The purpose of the present study was to examine whether increased fusimotor activity prevails in spasticity and Parkinsonian rigidity. Groups of 15 spastics, 15 Parkinsonian rigid patients, and 15 normal subjects were studied by phasic mechanical and electrical stimulation of the ankle reflex. The following three parameters were determined: (1) the stimulus threshold, (2) the stimulus intensity required to elicit a maximal reflex potential, and (3) the maximal amplitude of the reflex response. The effect of the reinforcement manoeuvre on these reflex parameters was also recorded. An experimental selective nerve block was performed in eight spastics, four Parkinsonian patients, and seven normals.—In spasticity all tests showed an increased stretch reflex activity on mechanical but not on electrical stimulation as compared with normals, indicating an increased fusimotor activity of the dynamic sensitive muscle spindles in spasticity. Some, but not all, of the Parkinsonians showed an increase of the mechanically elicited stretch reflex activity.—The effect of the reinforcement procedure was in normals an increase in ankle reflex activity on mechanical but not on electrical stimulation, indicating that the mechanism of the reinforcement is an increased fusimotor drive.
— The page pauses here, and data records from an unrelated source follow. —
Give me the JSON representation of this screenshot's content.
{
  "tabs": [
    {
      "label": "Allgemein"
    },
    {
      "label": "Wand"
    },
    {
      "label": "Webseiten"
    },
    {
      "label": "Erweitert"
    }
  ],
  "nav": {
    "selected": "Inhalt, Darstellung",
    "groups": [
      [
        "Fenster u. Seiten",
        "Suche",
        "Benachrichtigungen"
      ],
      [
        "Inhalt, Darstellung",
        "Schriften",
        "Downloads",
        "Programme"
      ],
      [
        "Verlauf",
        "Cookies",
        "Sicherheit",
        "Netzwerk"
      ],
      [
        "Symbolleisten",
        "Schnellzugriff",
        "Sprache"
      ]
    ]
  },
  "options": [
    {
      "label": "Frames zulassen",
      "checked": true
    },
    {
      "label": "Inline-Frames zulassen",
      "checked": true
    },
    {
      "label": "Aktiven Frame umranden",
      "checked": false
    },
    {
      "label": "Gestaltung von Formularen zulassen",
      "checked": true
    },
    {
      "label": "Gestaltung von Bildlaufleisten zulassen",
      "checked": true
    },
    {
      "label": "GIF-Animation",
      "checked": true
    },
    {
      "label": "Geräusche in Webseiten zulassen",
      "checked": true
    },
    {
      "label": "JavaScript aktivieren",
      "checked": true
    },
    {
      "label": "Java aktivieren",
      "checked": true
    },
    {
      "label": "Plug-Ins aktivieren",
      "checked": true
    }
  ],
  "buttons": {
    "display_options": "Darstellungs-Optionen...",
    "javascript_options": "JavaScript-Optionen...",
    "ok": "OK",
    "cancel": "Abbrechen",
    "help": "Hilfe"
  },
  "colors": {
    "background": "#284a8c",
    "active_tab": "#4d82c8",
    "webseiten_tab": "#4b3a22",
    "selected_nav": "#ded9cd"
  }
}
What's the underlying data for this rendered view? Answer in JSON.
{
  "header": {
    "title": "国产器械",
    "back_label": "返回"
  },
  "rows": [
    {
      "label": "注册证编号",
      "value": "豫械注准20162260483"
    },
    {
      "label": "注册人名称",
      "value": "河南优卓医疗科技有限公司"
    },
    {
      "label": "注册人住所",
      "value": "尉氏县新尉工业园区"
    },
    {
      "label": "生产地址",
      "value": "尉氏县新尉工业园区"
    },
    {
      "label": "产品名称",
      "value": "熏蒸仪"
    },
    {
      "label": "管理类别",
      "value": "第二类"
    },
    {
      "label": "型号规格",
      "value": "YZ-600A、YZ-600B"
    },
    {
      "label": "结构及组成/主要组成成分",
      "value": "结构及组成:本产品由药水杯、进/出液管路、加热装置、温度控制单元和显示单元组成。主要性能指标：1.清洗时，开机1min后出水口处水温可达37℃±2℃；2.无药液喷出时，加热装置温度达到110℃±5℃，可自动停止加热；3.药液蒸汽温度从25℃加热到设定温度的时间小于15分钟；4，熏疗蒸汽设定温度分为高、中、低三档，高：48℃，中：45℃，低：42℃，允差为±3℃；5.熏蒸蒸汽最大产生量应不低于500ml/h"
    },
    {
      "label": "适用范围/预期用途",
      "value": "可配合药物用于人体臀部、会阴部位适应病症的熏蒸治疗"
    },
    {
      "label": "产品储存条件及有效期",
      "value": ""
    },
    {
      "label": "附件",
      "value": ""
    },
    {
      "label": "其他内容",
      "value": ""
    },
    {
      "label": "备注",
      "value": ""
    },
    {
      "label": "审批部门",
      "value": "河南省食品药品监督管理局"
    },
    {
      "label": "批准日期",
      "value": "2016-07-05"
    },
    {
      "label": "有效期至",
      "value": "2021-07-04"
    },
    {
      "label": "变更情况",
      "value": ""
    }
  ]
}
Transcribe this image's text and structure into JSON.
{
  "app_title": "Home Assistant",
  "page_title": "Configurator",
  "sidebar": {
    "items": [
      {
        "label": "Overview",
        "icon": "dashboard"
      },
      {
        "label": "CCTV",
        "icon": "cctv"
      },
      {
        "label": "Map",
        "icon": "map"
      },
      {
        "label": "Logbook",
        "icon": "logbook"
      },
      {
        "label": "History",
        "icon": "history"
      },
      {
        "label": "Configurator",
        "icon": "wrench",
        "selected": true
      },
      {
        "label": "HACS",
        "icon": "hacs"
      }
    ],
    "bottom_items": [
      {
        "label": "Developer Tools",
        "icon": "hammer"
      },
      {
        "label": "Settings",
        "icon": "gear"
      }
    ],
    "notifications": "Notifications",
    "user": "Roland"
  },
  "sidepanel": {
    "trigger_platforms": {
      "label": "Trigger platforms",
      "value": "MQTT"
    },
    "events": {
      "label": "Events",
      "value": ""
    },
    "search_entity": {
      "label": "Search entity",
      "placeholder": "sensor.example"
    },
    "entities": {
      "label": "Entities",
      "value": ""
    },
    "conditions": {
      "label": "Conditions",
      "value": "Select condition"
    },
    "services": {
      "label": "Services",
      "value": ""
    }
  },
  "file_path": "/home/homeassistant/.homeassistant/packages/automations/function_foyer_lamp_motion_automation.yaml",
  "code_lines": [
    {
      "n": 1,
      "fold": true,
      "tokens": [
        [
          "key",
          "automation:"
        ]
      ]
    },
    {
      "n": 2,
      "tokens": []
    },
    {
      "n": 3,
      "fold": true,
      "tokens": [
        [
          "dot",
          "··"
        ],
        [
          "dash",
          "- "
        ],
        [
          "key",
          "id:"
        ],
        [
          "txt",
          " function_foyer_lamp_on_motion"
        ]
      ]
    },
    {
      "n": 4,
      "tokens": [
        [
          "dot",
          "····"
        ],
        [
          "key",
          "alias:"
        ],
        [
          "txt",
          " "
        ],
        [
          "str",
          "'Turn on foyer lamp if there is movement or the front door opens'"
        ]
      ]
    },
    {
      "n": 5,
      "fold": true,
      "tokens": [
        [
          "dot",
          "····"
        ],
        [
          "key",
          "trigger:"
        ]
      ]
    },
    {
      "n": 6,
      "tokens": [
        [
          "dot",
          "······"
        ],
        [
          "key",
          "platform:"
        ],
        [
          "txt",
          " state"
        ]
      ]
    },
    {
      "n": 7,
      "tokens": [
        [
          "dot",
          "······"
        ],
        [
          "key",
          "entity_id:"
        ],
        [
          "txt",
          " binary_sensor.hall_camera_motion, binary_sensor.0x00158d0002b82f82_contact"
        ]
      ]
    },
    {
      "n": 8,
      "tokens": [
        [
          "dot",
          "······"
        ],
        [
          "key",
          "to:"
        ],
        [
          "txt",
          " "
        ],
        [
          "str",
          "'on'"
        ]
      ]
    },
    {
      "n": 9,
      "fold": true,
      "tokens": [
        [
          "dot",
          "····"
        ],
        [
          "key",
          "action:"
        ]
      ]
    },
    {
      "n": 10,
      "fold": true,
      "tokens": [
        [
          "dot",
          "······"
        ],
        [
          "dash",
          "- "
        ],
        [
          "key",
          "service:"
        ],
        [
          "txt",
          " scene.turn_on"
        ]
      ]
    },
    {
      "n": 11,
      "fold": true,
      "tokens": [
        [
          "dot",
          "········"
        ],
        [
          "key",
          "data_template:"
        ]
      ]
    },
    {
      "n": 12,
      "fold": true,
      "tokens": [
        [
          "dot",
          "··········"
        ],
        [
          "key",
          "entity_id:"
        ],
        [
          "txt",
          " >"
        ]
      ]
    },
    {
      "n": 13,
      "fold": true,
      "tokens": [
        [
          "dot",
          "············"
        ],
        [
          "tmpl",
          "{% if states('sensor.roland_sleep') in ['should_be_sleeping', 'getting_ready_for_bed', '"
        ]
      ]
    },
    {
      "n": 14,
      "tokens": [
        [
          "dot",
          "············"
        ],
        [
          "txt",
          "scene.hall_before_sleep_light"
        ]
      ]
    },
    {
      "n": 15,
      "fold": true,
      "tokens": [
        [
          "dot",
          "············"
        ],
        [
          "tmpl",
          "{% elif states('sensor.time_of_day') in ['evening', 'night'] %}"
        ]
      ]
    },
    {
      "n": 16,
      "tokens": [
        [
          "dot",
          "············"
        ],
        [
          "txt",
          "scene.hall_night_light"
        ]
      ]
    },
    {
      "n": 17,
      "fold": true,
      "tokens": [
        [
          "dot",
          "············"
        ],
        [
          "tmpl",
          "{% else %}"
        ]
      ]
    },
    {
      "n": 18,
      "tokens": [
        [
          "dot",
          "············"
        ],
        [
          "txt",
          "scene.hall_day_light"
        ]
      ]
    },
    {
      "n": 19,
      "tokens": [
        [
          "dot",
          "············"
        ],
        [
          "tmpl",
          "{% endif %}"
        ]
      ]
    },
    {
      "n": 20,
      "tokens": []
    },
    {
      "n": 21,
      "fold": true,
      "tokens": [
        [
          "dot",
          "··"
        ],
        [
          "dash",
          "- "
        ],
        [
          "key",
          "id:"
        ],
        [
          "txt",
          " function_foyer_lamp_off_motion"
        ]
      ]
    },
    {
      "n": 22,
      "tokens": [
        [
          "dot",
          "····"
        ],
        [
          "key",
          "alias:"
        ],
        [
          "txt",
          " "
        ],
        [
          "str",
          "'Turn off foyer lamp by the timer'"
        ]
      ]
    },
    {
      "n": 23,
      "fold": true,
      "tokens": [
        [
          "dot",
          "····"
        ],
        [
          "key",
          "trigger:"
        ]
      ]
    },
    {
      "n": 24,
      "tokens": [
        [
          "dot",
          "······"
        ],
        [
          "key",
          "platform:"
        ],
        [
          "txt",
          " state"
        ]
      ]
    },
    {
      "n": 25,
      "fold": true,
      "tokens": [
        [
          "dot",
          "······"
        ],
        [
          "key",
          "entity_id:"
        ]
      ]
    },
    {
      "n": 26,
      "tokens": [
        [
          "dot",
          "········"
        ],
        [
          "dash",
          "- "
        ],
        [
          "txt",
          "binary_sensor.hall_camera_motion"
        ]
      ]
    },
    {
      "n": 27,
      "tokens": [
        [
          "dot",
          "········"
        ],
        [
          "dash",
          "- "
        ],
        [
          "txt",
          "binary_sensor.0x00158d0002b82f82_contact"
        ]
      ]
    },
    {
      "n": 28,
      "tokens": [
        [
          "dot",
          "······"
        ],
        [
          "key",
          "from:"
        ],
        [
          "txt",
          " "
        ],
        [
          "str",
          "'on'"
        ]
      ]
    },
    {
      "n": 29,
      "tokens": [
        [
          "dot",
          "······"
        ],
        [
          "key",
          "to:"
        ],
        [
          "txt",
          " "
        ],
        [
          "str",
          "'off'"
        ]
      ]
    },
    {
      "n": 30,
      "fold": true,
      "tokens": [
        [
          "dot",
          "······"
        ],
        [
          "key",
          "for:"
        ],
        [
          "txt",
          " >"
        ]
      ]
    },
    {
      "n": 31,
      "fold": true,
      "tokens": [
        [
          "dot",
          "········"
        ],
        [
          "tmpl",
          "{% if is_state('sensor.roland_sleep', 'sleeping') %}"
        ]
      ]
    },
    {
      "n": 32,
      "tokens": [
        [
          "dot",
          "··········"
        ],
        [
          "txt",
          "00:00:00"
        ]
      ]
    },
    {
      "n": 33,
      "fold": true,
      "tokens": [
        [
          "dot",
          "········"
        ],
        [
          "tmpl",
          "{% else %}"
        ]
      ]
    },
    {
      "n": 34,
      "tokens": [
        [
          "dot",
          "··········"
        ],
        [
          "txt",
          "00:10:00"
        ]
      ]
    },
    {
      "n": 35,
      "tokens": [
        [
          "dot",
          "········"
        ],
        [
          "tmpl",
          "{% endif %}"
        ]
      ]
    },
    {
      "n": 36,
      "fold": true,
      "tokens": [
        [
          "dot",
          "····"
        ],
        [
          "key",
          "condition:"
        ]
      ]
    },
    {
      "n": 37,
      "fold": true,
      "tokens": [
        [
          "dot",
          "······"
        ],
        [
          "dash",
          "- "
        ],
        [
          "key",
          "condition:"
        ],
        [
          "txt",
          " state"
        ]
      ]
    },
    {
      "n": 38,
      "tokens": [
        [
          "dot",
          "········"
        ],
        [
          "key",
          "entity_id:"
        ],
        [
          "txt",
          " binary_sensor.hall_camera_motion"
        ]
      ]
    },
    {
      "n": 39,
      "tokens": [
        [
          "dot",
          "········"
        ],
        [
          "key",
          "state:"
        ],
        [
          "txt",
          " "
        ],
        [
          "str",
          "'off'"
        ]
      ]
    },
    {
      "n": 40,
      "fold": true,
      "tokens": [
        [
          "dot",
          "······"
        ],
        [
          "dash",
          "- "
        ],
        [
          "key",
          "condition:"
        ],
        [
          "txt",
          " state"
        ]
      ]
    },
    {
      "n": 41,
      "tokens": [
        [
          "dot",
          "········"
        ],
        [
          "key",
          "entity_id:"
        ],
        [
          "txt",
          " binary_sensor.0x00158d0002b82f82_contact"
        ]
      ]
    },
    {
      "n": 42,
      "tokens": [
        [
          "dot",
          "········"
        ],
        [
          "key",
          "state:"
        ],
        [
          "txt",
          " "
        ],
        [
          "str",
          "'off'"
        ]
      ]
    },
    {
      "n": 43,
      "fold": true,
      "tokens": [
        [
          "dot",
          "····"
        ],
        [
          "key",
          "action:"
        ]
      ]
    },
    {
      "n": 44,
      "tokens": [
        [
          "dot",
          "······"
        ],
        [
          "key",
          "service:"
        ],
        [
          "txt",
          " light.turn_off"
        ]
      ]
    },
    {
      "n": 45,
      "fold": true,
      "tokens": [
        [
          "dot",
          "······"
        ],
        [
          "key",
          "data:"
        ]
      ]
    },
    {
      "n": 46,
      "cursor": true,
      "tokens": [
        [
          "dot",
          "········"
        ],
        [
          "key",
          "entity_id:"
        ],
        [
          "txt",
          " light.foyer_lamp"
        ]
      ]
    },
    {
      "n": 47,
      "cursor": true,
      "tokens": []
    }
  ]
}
In spastics, the manoeuvre added little to the mechanical sensitivity of the reflex, compatible with the assumption that in these patients there already exists an increased fusimotor activity. In Parkinsonians, the reduced, although clear, effect of the reinforcement manoeuvre, compared to normals, is compatible with a moderate increase in fusimotor activity in these patients.—Selective nerve block produced, in all eight spastics, a reduction of the increased ankle reflex activity, without involving the alpha motor or Ia afferent nerve fibres. This result suggests a high fusimotor drive in these patients. A similar but less pronounced effect was obtained in some, but not all Parkinsonian patients and in normal subjects.—The presence also of an increased alpha moto-neurone excitability in spastics emerged from an increased ratio in spastics, compared to normals, of the maximal reflex to the maximal direct muscular response to mixed nerve stimulation.—The myograms did not reveal any significant difference in muscular properties between the three groups.